Tra le obiezioni formulate dai referendisti, quella davvero insensata, riguarda la presunta dipendenza tra Stato e media che verrebbe a crearsi nel caso il pacchetto dovesse essere approvato. Padrone comanda (lo Stato che paga), cavallo trotta (i media beneficiari), dicono. Se ciò fosse verso questo meccanismo dovrebbe verificarsi quotidianamente con gli inserzionisti privati. E non accade. Così come non accade con gli enti pubblici, a cominciare dal Cantone, che a scadenze regolari, pubblicizzano sui media le loro campagne. Si dice che in un sistema liberale - lo dice anche la NZZ - non dovrebbe esserci alcun finanziamento diretto tra lo Stato e i media. Ciò sarebbe giusto in un mondo liberale ideale, che però non esiste più, proprio perché è il libero mercato ad essere truccato dai grandi colossi tecnologici americani. E in qualunque segmento economico, dove non esiste la mano di un ente regolatore, lo Stato, a vincere e a comandare sono sempre e solo i più ricchi e i più potenti. È l’A,B,C del liberismo.

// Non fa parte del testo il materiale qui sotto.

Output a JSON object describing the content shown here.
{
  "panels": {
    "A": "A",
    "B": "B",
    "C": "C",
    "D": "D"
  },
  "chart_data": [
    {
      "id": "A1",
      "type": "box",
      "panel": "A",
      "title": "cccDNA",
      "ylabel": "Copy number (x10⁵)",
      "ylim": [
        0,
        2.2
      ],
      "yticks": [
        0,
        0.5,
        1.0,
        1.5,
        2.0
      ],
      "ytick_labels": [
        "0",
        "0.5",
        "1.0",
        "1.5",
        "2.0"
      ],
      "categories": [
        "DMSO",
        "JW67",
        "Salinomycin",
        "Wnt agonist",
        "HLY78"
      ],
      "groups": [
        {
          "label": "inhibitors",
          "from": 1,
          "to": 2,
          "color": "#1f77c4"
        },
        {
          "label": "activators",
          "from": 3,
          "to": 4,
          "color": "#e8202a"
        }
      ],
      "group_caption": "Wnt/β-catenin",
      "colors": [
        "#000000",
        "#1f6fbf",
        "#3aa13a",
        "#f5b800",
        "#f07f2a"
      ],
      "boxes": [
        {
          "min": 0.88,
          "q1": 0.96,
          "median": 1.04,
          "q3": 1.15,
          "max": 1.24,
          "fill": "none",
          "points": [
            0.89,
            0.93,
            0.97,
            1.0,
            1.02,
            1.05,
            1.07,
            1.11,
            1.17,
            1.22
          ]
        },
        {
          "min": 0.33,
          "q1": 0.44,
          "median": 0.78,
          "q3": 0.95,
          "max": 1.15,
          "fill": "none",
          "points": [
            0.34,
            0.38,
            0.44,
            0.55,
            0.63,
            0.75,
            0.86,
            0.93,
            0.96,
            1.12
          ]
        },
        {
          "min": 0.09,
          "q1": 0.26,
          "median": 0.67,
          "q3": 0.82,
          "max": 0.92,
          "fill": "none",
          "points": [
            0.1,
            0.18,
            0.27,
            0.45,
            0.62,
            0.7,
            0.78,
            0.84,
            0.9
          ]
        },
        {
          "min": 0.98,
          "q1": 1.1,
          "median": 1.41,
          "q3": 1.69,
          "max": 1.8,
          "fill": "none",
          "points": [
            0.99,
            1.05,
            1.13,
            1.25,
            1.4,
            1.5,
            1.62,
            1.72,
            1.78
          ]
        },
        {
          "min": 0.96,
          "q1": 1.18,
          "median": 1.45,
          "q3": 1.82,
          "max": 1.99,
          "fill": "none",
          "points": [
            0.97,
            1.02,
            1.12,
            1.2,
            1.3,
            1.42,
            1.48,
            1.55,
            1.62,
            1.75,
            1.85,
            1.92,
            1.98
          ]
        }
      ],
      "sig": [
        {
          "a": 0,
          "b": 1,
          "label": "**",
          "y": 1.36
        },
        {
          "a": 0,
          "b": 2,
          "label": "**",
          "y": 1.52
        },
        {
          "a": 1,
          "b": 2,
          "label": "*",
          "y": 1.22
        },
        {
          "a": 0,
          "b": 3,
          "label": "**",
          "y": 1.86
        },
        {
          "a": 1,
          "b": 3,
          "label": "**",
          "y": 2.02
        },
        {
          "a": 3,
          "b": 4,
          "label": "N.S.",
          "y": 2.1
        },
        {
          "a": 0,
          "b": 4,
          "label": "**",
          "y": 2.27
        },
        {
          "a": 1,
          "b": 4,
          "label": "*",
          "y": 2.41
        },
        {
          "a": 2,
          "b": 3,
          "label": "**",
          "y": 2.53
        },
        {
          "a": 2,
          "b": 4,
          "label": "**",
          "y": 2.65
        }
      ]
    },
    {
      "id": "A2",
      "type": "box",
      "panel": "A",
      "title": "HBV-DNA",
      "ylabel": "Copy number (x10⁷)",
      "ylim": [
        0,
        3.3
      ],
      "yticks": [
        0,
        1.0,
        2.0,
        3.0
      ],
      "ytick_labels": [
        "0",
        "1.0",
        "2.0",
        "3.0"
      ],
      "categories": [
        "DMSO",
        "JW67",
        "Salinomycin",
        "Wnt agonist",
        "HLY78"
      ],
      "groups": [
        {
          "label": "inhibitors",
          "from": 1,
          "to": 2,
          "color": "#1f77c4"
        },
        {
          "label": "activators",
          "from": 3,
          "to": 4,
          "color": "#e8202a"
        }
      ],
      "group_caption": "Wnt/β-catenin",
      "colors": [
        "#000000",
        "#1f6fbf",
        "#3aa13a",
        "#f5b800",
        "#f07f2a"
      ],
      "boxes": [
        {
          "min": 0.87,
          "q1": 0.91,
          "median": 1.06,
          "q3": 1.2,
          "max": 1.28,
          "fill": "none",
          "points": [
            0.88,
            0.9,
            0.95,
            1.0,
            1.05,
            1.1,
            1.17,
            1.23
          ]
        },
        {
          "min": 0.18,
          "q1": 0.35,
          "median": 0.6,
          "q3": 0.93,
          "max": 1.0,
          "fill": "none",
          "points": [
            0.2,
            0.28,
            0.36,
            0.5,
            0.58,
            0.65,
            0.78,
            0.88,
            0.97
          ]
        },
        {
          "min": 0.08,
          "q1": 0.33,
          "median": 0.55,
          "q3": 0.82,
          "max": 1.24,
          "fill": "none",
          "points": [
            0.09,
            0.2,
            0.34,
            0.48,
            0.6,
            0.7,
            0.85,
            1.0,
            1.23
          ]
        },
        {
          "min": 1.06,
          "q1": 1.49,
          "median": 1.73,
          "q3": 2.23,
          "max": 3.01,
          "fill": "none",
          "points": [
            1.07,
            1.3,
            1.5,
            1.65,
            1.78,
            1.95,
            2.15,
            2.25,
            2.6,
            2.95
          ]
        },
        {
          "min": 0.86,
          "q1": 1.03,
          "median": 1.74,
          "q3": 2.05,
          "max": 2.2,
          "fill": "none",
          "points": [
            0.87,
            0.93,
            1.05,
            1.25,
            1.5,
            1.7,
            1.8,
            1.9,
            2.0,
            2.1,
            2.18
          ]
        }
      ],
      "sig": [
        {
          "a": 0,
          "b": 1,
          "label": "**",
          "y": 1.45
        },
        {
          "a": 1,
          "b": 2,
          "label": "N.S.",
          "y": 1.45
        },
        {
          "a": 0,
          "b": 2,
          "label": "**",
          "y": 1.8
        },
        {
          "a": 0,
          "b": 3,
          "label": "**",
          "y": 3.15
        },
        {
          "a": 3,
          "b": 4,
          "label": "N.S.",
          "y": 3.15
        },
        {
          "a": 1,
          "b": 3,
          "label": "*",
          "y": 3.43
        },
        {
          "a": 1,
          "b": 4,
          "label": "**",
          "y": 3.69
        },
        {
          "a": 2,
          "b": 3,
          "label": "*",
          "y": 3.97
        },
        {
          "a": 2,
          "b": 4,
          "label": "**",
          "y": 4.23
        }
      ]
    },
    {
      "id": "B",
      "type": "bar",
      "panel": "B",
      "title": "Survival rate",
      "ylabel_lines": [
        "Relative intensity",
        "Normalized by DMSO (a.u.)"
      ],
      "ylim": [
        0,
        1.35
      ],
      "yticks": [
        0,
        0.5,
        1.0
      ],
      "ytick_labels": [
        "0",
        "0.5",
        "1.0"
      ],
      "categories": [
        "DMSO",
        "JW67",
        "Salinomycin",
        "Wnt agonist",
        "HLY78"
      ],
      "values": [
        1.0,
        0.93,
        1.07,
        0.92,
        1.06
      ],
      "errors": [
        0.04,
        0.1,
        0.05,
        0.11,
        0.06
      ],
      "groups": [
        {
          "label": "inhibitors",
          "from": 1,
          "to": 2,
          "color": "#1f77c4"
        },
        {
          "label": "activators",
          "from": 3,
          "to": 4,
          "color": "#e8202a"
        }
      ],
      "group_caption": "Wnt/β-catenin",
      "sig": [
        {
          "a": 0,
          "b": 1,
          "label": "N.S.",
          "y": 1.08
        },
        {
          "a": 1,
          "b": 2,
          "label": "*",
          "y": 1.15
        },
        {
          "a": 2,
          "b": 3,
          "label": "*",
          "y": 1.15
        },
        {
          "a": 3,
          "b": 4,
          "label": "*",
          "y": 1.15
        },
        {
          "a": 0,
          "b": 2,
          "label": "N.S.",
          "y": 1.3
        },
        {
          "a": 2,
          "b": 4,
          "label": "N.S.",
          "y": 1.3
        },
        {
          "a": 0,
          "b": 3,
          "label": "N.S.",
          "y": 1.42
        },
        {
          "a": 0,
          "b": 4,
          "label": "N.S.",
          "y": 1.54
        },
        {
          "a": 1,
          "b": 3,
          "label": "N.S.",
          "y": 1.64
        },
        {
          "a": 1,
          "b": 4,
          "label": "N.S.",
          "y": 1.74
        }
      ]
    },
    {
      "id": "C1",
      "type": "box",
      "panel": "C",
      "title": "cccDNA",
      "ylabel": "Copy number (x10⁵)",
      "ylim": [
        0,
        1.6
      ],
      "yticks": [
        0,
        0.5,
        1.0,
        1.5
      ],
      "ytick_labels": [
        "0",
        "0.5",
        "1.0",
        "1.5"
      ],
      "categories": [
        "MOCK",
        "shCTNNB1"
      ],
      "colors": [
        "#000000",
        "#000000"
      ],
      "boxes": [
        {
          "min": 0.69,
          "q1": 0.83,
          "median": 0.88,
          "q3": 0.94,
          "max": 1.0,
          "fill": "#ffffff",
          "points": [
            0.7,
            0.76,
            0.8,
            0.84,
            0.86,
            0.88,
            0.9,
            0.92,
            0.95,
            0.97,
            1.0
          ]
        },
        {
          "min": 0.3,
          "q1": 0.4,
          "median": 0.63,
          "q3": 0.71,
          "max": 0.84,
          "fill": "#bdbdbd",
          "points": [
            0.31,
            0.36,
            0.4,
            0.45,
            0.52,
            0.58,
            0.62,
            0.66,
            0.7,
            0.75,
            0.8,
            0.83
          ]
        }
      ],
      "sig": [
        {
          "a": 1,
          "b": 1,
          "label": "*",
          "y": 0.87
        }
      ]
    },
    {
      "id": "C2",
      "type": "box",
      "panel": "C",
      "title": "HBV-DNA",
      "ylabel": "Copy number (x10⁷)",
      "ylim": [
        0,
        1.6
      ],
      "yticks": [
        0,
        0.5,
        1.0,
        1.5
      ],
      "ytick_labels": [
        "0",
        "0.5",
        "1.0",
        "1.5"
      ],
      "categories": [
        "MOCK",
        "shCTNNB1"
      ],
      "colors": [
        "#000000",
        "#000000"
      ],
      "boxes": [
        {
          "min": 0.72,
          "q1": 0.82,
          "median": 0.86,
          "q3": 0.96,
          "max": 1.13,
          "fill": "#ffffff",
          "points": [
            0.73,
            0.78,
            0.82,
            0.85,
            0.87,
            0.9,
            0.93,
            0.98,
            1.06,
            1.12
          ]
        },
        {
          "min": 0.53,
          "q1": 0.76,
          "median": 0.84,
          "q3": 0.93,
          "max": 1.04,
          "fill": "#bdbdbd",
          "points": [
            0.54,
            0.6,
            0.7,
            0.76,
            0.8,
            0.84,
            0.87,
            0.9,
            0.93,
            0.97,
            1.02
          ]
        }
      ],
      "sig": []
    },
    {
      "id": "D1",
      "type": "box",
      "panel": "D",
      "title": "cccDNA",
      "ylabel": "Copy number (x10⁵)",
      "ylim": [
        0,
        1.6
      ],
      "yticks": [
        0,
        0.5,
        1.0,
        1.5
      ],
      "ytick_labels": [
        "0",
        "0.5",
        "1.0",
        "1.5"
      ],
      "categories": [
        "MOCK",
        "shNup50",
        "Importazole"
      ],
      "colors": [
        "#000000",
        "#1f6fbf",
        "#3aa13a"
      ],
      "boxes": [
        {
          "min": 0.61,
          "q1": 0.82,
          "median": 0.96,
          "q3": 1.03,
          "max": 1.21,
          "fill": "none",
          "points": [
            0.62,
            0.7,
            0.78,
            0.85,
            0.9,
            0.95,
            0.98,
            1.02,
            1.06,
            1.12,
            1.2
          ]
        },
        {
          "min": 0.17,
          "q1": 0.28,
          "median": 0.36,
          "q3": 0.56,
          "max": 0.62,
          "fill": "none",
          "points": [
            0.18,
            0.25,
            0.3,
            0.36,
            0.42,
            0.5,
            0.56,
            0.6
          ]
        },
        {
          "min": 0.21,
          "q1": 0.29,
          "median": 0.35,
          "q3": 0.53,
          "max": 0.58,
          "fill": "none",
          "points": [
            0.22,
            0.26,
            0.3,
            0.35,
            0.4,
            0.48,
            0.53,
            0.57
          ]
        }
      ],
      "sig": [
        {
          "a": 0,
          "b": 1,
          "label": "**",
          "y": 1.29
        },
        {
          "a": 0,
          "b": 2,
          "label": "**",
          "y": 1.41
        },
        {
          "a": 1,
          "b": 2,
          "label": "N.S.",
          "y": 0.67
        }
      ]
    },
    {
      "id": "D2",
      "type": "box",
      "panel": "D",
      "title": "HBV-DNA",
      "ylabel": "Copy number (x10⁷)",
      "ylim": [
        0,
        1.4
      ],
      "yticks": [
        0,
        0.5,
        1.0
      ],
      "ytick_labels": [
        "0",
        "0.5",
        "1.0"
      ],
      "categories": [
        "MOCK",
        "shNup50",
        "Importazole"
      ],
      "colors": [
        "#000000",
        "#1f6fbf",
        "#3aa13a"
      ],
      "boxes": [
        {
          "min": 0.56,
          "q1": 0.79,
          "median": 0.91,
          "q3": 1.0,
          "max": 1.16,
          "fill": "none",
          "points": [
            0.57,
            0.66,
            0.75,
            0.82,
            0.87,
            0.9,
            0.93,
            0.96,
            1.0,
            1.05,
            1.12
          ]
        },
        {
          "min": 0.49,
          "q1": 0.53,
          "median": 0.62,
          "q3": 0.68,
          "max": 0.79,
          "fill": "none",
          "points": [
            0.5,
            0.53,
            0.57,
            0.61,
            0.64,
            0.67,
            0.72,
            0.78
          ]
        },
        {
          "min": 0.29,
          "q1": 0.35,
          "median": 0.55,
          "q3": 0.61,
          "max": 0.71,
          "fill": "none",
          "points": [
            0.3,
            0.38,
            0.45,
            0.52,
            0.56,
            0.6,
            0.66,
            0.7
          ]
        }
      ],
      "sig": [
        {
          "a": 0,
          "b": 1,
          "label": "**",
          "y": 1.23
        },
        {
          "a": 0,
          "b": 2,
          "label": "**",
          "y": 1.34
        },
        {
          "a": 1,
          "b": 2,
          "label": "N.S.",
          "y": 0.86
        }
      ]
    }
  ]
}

A dirla tutta, saremmo anche per fare un passo in più nel ragionamento. Se consideriamo una stampa forte e capillare, come un bene essenziale in una democrazia, dovremmo forse cominciare a metterlo sullo stesso piano della cultura: un settore che vive solo grazie all’intervento di contributi pubblici e privati, elargiti ad enti pubblici e privati, grandi e piccoli. E nonostante il grano dei padroni, la cultura trotta libera verso la sua missione di arricchimento della società, anche attraverso una forte critica o alla provocazione.
Ecco tutto questo per dire che il pacchetto a favore dei media non è perfetto, tutt’altro, ma vale la pena sostenerlo. Non buttiamo il bambino con l’acqua sporca. E lo diciamo nella consapevolezza che Liberatv non otterrà neppure un franco, qualora domenica dovesse vincere il “Sì”.